Many retirees are spending their retirement savings quite frugally, according to a handful of recent reports and studies. These studies—from the Employee Benefits Research Institute, United Income, and the Boston College Center for Retirement Research—reveal that as a result, retirees might end up passing away with a lot of money in the bank, money they might have been able to enjoy while they were alive.
There are a handful of potential reasons for this phenomenon, including the possibility that retirees are afraid of outliving their money, that they’re saving their money for that proverbial “rainy day,” or that they haven’t yet shifted their mindset from accumulating savings for retirement to spending money in retirement.

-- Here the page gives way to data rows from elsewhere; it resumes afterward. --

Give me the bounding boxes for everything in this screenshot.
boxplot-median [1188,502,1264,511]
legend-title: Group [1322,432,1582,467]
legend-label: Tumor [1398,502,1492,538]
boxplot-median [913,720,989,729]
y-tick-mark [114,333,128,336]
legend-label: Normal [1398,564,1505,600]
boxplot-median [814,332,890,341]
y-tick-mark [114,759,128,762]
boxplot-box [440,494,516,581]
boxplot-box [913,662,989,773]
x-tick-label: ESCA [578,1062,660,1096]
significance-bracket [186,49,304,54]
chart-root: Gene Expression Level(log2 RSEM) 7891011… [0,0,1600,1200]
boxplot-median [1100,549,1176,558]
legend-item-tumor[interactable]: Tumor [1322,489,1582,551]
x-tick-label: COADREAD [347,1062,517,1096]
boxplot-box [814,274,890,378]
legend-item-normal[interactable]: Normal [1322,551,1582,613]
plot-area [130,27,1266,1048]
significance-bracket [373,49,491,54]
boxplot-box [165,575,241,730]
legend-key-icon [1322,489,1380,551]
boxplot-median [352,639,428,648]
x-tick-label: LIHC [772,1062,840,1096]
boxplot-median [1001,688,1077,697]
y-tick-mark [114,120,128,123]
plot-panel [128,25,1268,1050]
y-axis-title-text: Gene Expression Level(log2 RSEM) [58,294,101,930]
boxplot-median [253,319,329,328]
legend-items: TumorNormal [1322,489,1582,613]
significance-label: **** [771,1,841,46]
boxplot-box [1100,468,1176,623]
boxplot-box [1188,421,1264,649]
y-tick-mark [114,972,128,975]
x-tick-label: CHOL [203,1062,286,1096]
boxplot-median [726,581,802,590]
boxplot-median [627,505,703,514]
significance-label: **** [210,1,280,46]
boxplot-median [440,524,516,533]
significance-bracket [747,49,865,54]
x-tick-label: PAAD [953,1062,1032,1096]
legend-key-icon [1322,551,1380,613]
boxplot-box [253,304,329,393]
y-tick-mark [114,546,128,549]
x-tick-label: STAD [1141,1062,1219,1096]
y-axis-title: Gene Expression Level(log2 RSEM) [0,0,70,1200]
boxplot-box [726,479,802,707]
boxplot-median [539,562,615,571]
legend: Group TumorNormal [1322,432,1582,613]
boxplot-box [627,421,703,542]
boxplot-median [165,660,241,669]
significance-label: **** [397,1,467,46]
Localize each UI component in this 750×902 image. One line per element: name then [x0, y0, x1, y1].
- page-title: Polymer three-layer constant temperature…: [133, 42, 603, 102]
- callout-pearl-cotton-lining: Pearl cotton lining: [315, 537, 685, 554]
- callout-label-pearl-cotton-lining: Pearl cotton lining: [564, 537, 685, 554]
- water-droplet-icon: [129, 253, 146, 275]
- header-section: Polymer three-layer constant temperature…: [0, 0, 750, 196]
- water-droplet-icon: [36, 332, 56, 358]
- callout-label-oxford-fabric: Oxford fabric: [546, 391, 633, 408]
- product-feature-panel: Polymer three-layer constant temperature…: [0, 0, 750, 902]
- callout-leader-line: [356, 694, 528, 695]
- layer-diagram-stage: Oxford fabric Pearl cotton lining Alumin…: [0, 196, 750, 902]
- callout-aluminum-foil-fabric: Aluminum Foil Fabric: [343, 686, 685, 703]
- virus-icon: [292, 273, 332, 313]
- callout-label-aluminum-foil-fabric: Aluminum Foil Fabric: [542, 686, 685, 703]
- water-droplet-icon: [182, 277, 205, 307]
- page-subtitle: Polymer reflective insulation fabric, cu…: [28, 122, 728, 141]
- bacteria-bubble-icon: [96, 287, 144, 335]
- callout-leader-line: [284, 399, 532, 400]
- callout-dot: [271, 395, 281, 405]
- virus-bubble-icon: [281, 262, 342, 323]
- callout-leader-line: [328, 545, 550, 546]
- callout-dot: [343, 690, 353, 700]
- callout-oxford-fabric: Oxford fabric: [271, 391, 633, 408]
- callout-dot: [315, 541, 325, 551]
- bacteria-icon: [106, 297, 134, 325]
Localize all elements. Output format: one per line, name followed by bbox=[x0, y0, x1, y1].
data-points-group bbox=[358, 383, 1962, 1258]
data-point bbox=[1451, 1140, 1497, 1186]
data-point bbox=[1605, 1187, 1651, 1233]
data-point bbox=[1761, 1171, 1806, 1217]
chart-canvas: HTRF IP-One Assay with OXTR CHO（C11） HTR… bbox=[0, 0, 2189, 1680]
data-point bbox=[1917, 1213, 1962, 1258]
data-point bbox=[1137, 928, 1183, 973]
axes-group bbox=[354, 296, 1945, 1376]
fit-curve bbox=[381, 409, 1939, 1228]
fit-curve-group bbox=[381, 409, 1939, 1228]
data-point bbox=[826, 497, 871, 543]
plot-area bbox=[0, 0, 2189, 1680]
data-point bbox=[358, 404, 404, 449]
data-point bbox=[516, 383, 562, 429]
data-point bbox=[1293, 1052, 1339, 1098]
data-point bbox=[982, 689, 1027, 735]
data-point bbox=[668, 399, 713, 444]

Consider a strategy to help you spend more in retirement
While I don’t intend to chastise pre-retirees and retirees for being frugal, I do want them to know there’s a straightforward strategy they can use to safely spend more money in retirement. This strategy is featured in my latest book, Don’t Go Broke in Retirement: A Simple Plan to Build Lifetime Retirement Income.
Appropriately, the strategy is called the Spend Safely in Retirement Strategy, and it’s based on robust research that I led at the Stanford Center on Longevity, in collaboration with the Society of Actuaries. We systematically analyzed and compared 292 retirement income strategies, using sophisticated analytical techniques. Two key metrics we used were the amount of lifetime retirement income you can expect as well as the amount of savings you can access at any point in time. Using these metrics, the Spend Safely Strategy (for short) compared favorably to the other 291 strategies we analyzed, many of which are much more complex.
The Spend Safely Strategy is designed to withstand stock market crashes, and indeed, the recent financial turmoil successfully stress-tested the strategy, due to the high level of risk-protected income.
Adopt a three-step strategy
The basic idea behind the strategy is to develop sources of retirement income that are designed to last the rest of your life, no matter how long you live. Then limit your monthly and annual spending to the amounts of retirement income you expect to receive.
To generate sources of lifetime retirement income, follow these three steps:
- Optimize your Social Security benefits with a careful strategy to delay your benefits as long as possible, but no later than age 70. If you retire before age 70, enable the delay by either working part time or implementing a Social Security bridge payment.
- Invest your retirement savings in a low-cost balanced, target date, or stock index fund—these funds are commonly found in 401(k) plans or IRA platforms. Use the IRS required minimum distribution (RMD) rates to determine the amounts that you can safely withdraw each year to help pay for living expenses. Use the same RMD methodology to calculate your annual withdrawal if you retire before the age the RMD applies to you (age 70 if you were born on or before June 30, 1949, age 72 for all others).
- Set aside some money for an emergency fund, so you don’t need to withdraw from the savings that are generating your retirement income.
Explore refinements and adjustments to customize the strategy
The Spend Safely Strategy isn’t rigid—it includes adjustments and refinements to customize the strategy to your own goals and circumstances. As such, it’s also a decision-making framework. For example, you can use adjustments to safely achieve these goals:
- Generate retirement income before the optimal age to start Social Security benefits.
- Start retirement income before the RMD rules apply to you.
- Develop additional sources of guaranteed retirement income, if that would make you feel safer.
- Spend more money on travel in your early years of retirement, while you are still active and vital.
- Set aside some savings to address potential medical and long-term care expenses late in life.
- Reflect if you’re in poor health.
- Help family members or give to charity.
You can implement the Spend Safely Strategy using virtually any IRA or 401(k) plan, with or without the help of a financial adviser. If you feel more confident working with an adviser, understanding the strategy can help you have an informed discussion with that adviser.
When it comes to their money, some people express a desire to spend all of it while they’re alive and die with nothing in the bank. The trouble is, if you aren’t prescient about your date of death, you might spend too much money and end up with nothing in the bank years before you pass away. The Spend Safely Strategy offers a realistic balance between frugality on the one hand, and spending too much money and outliving your savings on the other.
Don’t Go Broke in Retirement contains the information you need to implement the strategy and the refinements discussed here, as well as helpful examples to assist with your retirement planning. It also identifies useful tools and resources that can help with your planning, and it includes a handy checklist.
It may take some time and effort on your part to build your lifetime retirement income portfolio, but it’s a very good use of your time, considering that you should be planning to enjoy a retirement that lasts for 25 years or more.